No livro do STF, Toffoli defende a abertura do Inquérito das Fake News. Ele alega que o contexto era proteger a corte de “ataques” (ou seja, meras ofensas verbais). “No início, a medida foi alvo de críticas e incompreensões”, escreveu o ministro. “Mas, com o aprofundamento das investigações, o inquérito passou a ter amplo apoio das entidades, da sociedade civil e da opinião pública”.
Truco! Não encontrei uma só pesquisa sobre a popularidade do Inquérito do Fim do Mundo (como chamou Marco Aurélio) em institutos de renome. O que existe são pesquisas sobre a popularidade de Moraes, à frente da “investigação”, e do próprio STF. Em dezembro de 2023, o Datafolha registrou uma queda na aprovação do STF de 31% para 27% em um ano.
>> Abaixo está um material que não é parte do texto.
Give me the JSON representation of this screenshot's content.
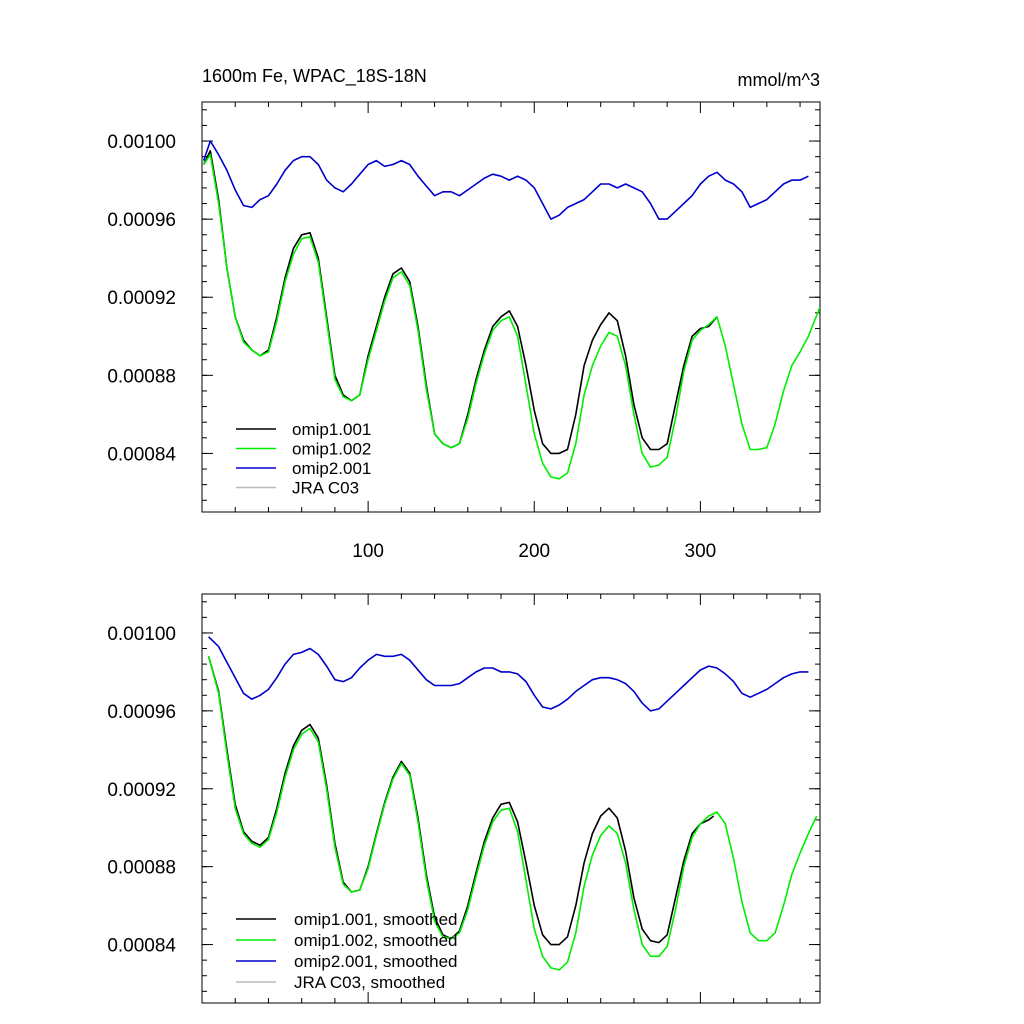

Até o fim de 2024, o PoderData registrou que a aprovação do Supremo caiu ainda mais, para 12%. Agora, 43% dos brasileiros consideram o trabalho do tribunal ruim ou péssimo, 34% consideram regular.
O Datafolha também mostrou que um terço dos brasileiros consideram a atuação de Alexandre de Moraes ruim ou péssima. Isso foi em março de 2024, antes do ousadíssimo banimento da rede social X por 40 dias.
Uma ausência gritante no capítulo de Toffoli é a censura contra a reportagem “O amigo do amigo de meu pai”, da revista Crusoé, a primeira vítima do inquérito. A reportagem, que acusa Toffoli de ter este pseudônimo na lista de propina da Odebrecht nos esquemas revelados pela Lava Jato, não se revelou fake news, mas true news. De fato, o silêncio às vezes tem uma grande eloquência.
Para resumir minha resenha do livro do STF: evite, ou a leitura pode desinformar o leitor profundamente.